Editorial: Library games

Three months ago, the Vashon Park District board wrote a letter to the King County Library System board making one significant piece of information clear: The park district remains willing to work with the library system to find a way to keep the Vashon branch at Ober Park.

Tucked at the end of a story on page A5 about the King County Library System’s decision to move forward on its effort to buy the old machine shop at the K2 site is a curious admission by a top library official.

Three months ago, the Vashon Park District board wrote a letter to the King County Library System board making one significant piece of information clear: The park district remains willing to work with the library system to find a way to keep the Vashon branch at Ober Park.

Kay Johnson, the capital facilities director for the library system, says she hadn’t seen that letter. Really?

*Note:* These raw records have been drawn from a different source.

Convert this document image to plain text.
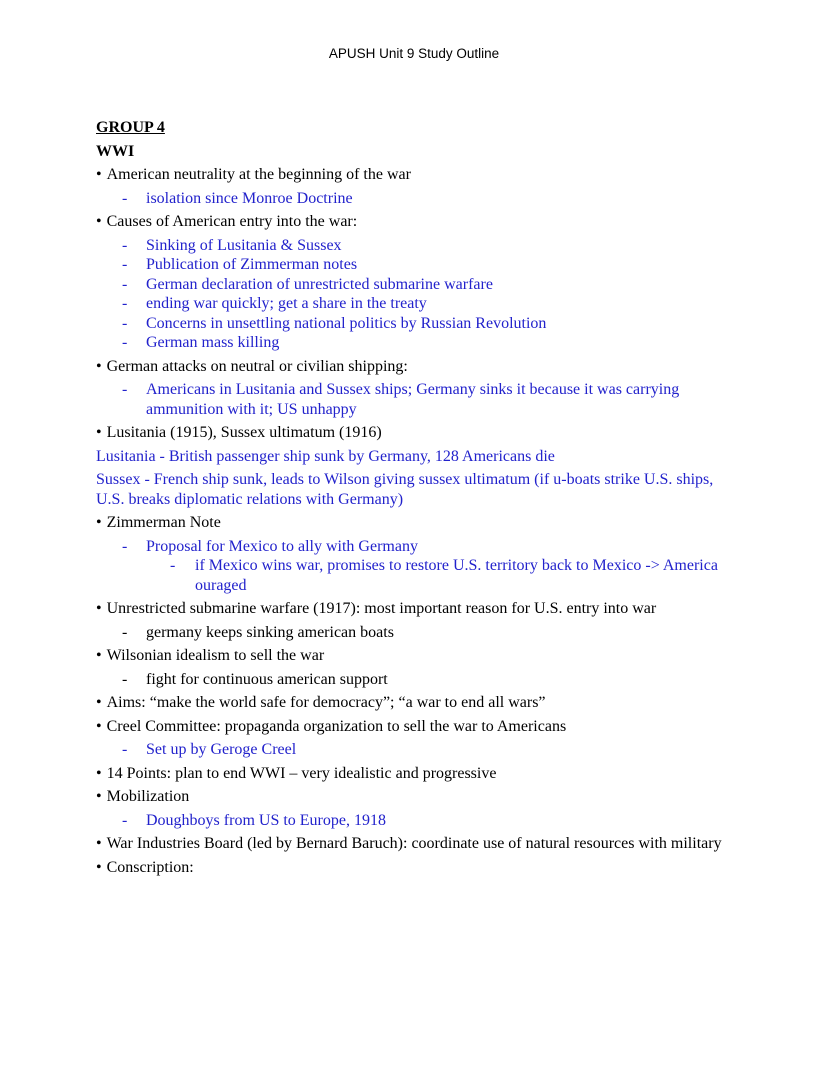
APUSH Unit 9 Study Outline
GROUP 4
WWI
• American neutrality at the beginning of the war
-	isolation since Monroe Doctrine
• Causes of American entry into the war:
-	Sinking of Lusitania & Sussex
-	Publication of Zimmerman notes
-	German declaration of unrestricted submarine warfare
-	ending war quickly; get a share in the treaty
-	Concerns in unsettling national politics by Russian Revolution
-	German mass killing
• German attacks on neutral or civilian shipping:
-	Americans in Lusitania and Sussex ships; Germany sinks it because it was carrying ammunition with it; US unhappy
• Lusitania (1915), Sussex ultimatum (1916)
Lusitania - British passenger ship sunk by Germany, 128 Americans die
Sussex - French ship sunk, leads to Wilson giving sussex ultimatum (if u-boats strike U.S. ships, U.S. breaks diplomatic relations with Germany)
• Zimmerman Note
-	Proposal for Mexico to ally with Germany
-	if Mexico wins war, promises to restore U.S. territory back to Mexico -> America ouraged
• Unrestricted submarine warfare (1917): most important reason for U.S. entry into war
-	germany keeps sinking american boats
• Wilsonian idealism to sell the war
-	fight for continuous american support
• Aims: “make the world safe for democracy”; “a war to end all wars”
• Creel Committee: propaganda organization to sell the war to Americans
-	Set up by Geroge Creel
• 14 Points: plan to end WWI – very idealistic and progressive
• Mobilization
-	Doughboys from US to Europe, 1918
• War Industries Board (led by Bernard Baruch): coordinate use of natural resources with military
• Conscription:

The board of the library system receives a letter about a major capital facility issue and doesn’t share it with the woman who directs that department? That’s hard to believe.

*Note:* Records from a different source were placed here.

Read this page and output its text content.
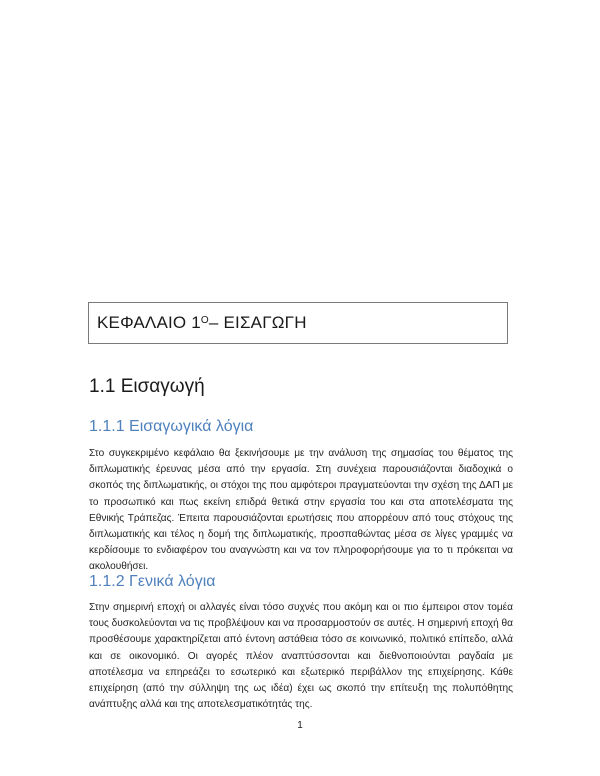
ΚΕΦΑΛΑΙΟ $1^O$ – ΕΙΣΑΓΩΓΗ
1.1 Εισαγωγή
1.1.1 Εισαγωγικά λόγια
Στο συγκεκριμένο κεφάλαιο θα ξεκινήσουμε με την ανάλυση της σημασίας του θέματος της διπλωματικής έρευνας μέσα από την εργασία. Στη συνέχεια παρουσιάζονται διαδοχικά ο σκοπός της διπλωματικής, οι στόχοι της που αμφότεροι πραγματεύονται την σχέση της ΔΑΠ με το προσωπικό και πως εκείνη επιδρά θετικά στην εργασία του και στα αποτελέσματα της Εθνικής Τράπεζας. Έπειτα παρουσιάζονται ερωτήσεις που απορρέουν από τους στόχους της διπλωματικής και τέλος η δομή της διπλωματικής, προσπαθώντας μέσα σε λίγες γραμμές να κερδίσουμε το ενδιαφέρον του αναγνώστη και να τον πληροφορήσουμε για το τι πρόκειται να ακολουθήσει.
1.1.2 Γενικά λόγια
Στην σημερινή εποχή οι αλλαγές είναι τόσο συχνές που ακόμη και οι πιο έμπειροι στον τομέα τους δυσκολεύονται να τις προβλέψουν και να προσαρμοστούν σε αυτές. Η σημερινή εποχή θα προσθέσουμε χαρακτηρίζεται από έντονη αστάθεια τόσο σε κοινωνικό, πολιτικό επίπεδο, αλλά και σε οικονομικό. Οι αγορές πλέον αναπτύσσονται και διεθνοποιούνται ραγδαία με αποτέλεσμα να επηρεάζει το εσωτερικό και εξωτερικό περιβάλλον της επιχείρησης. Κάθε επιχείρηση (από την σύλληψη της ως ιδέα) έχει ως σκοπό την επίτευξη της πολυπόθητης ανάπτυξης αλλά και της αποτελεσματικότητάς της.
1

What’s more, Johnson maintains the library is considering a move for one overarching reason: It has no choice. That’s simply not true, as the letter from the park board indicates.

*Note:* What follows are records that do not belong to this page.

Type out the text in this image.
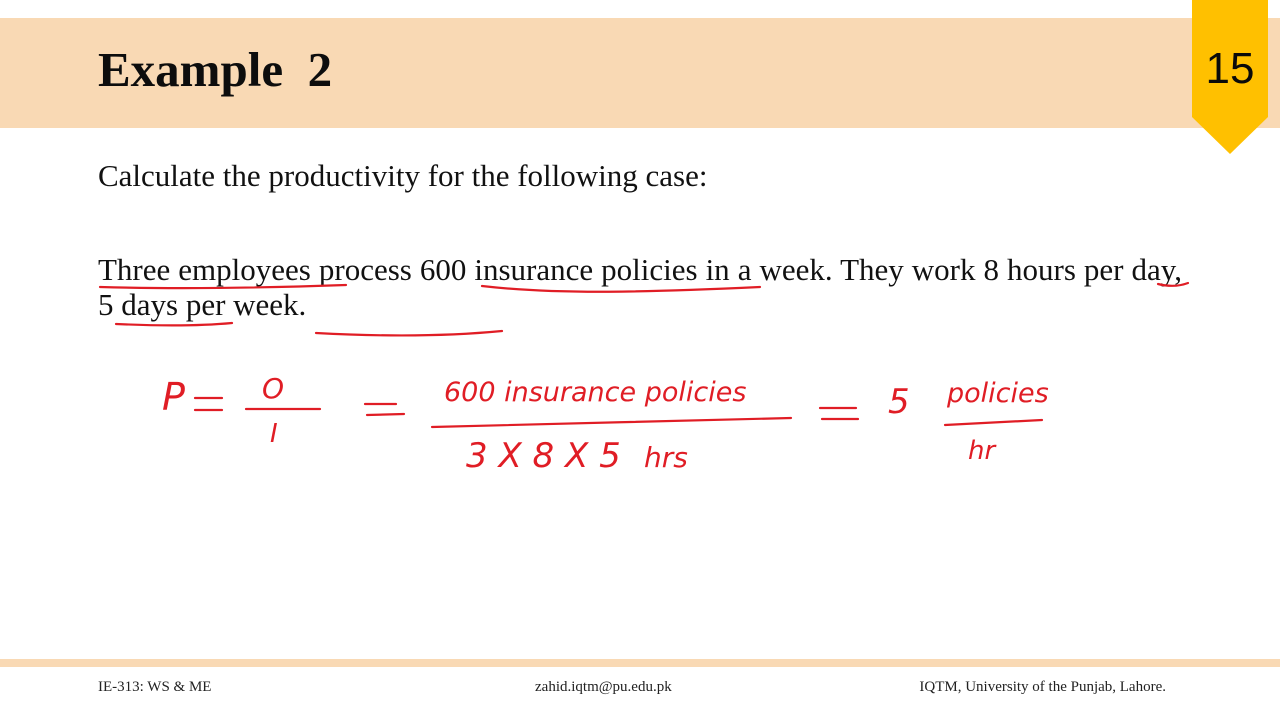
Example  2	15

Calculate the productivity for the following case:

Three employees process 600 insurance policies in a week. They work 8 hours per day, 5 days per week.

P	O
I
600 insurance policies
3 X 8 X 5 hrs
5 policies
hr
IE-313: WS & ME	zahid.iqtm@pu.edu.pk	IQTM, University of the Punjab, Lahore.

It’s not clear why the library system remains bent on moving a branch out of town when its own analysis shows that community support for such a move is “low.” Many observers, however, have suggested it’s because the head of the county’s library system, Bill Ptacek, is fed up with Vashon and no longer cares — if he ever did — what Islanders think. The fact is, he’s a public servant, whose salary is paid for by our tax dollars. Such a stance is unacceptable.

If the library system conducts a good-faith analysis and decides it still makes sense to move the library, The Beachcomber, for one, will accept that. But at this point, it seems its decision-making process is, at best, incompetent, at worst, a kind of cynical political gamesmanship.